I'm using 'post-' in the same way others have used 'post-industrial' and, to some extent, 'post-modern'. When we use the term 'post-industrial' it doesn't mean we no longer use products made in a factory; but the dynamism of the economy has shifted away from industry to services.

What I mean by 'post-democracy' is a system in which all the institutions of democracy are in place, they are functioning - sometimes quite well at times - but the creative energy of the polity is moving off somewhere else. In particular it is moving beyond the reach of the nation-state and towards corporations, towards capital and away from the reach of ordinary citizens.

I don't say this is a state we have fully reached. In some ways it's a dystopia - I'm saying, 'is this what you want to happen?' If not, we need to do something about it. It is still possible to see vibrant democratic movements in a society like ours - environmentalism and feminism, for example. My argument differs from other claims concerning the crisis of democracy, as I'm not saying there is necessarily a decline; energy is happening in places other than parties.

But what exactly is the role of parties in post-democratic polities? Does the dominance of corporate agendas mean they are too constrained by unequal power to raise certain issues, or is there something intrinsic to the organisation of parties which means they can't adapt to a globalised world?

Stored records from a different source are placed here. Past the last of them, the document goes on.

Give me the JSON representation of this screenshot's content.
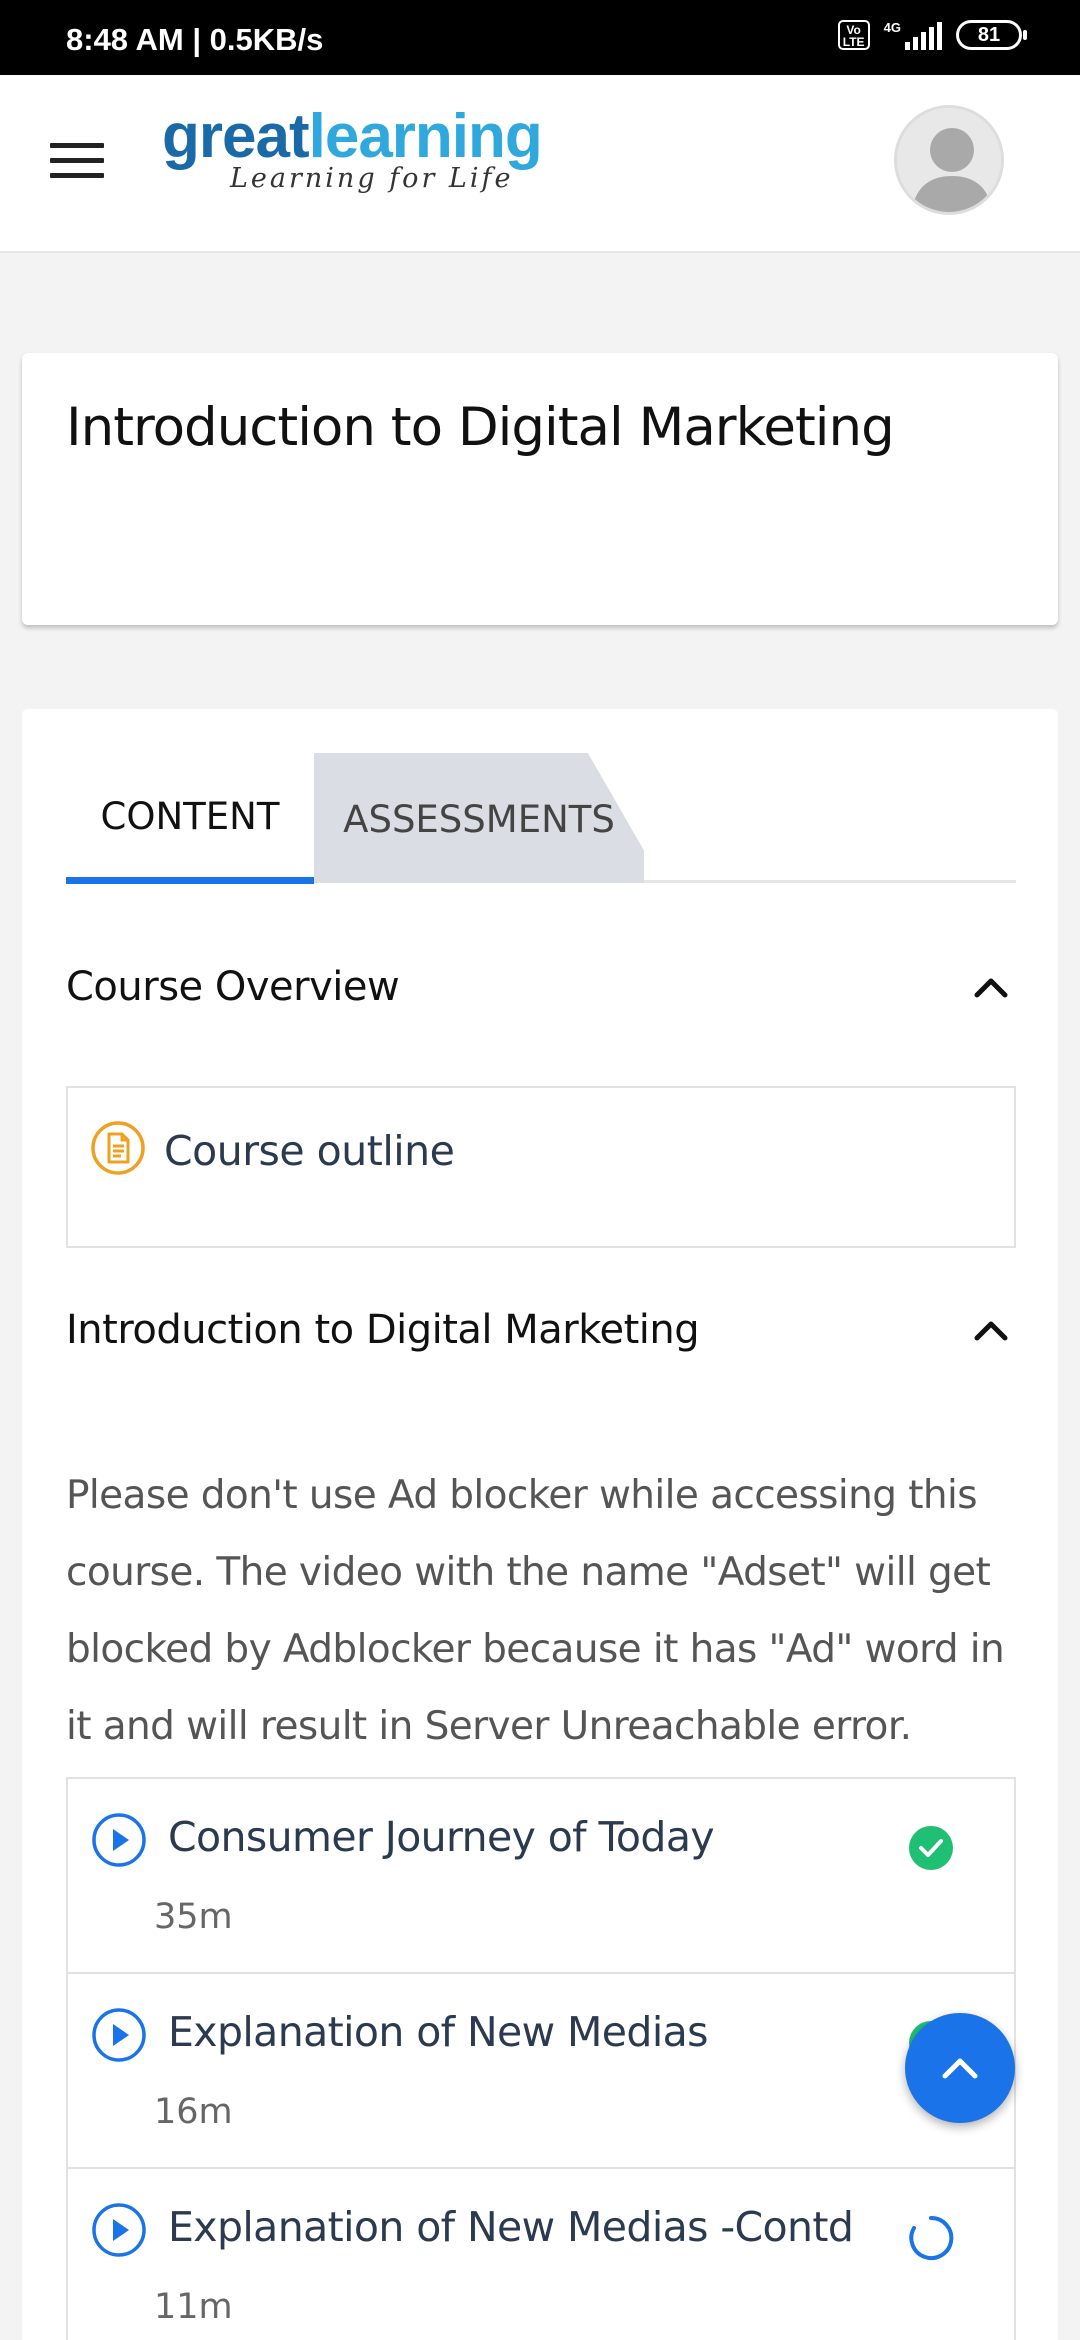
{
  "status_bar": {
    "time": "8:48 AM | 0.5KB/s",
    "volte": "Vo LTE",
    "network": "4G",
    "battery": "81"
  },
  "header": {
    "logo_part1": "great",
    "logo_part2": "learning",
    "logo_tagline": "Learning for Life",
    "menu_icon": "hamburger-menu-icon",
    "avatar_icon": "user-avatar-icon"
  },
  "course": {
    "title": "Introduction to Digital Marketing"
  },
  "tabs": [
    {
      "label": "CONTENT",
      "active": true
    },
    {
      "label": "ASSESSMENTS",
      "active": false
    }
  ],
  "sections": [
    {
      "title": "Course Overview",
      "expanded": true,
      "items": [
        {
          "label": "Course outline",
          "icon": "document-icon"
        }
      ]
    },
    {
      "title": "Introduction to Digital Marketing",
      "expanded": true,
      "notice": "Please don't use Ad blocker while accessing this course. The video with the name \"Adset\" will get blocked by Adblocker because it has \"Ad\" word in it and will result in Server Unreachable error.",
      "lessons": [
        {
          "name": "Consumer Journey of Today",
          "duration": "35m",
          "status": "completed"
        },
        {
          "name": "Explanation of New Medias",
          "duration": "16m",
          "status": "completed"
        },
        {
          "name": "Explanation of New Medias -Contd",
          "duration": "11m",
          "status": "in-progress"
        }
      ]
    }
  ],
  "colors": {
    "accent": "#1a73e8",
    "complete": "#1fbf74",
    "outline_icon": "#f0a020",
    "logo_dark": "#1a6aa8",
    "logo_light": "#2fa8de"
  },
  "fab_icon": "chevron-up-icon"
}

The power of corporations and globalisation are clearly important. But there is a third force at work, which is the declining capacity of industrial societies to produce social identities around economic interests, apart from those of an elite. Throughout the twentieth century this capacity to relate to identities gave political parties their rootedness in society. We get angry with politicians when we feel they are all afraid to be different, aping each other's rhetoric and so on. But they can only work with the society they've got and the society we have is one in which, apart from ethnic or regional identities, many people probably don't have an identity which means a lot to them, an identity that can take them to a set of interests which can be politically defined. It's actually a bit of luck when societies have this - one of the curiosities of the late-nineteenth through to the late-twentieth centuries. It happened to produce clearly defined sets of interests.

And this was the tragic error of the British left, the left of the Labour Party at the end of the last century; it believed it was speaking for a great movement out there and believed that getting motions passed through the machinery of its committees somehow represented a huge social force. It didn't - it just represented the people who were talking about it.

So it's not simply about domination from capital, but sociological shifts which create a much more difficult environment for parties to work with. The machinery we have for doing this is premised on an environment that no longer exists.

That's right; but it's interesting to note that there is in fact something like a global business class that shares an identity through a highly conscious sense of its own interest. They have shared symbols and publications - Business Week and The Economist are its ideological organs. It has dedicated social spaces and gatherings. For example, an enormous culture shift was the move in the centre of gravity of London's cultural life from the South Bank to the Barbican - from Labour territory to the heartland of the financial capital.

The top end of society does not therefore have the problem of being unable to tie together their interests into a coherent identity. This links up with the sheer facts of corporate power to explain a whole series of things in the way society functions and different people within it relate to it.

Corporate power and market forces

So in the classic Marxian sense the global business elite is a class for itself as well as a class in itself, and the rest of society lack this self-conscious understanding of their position and associated interests.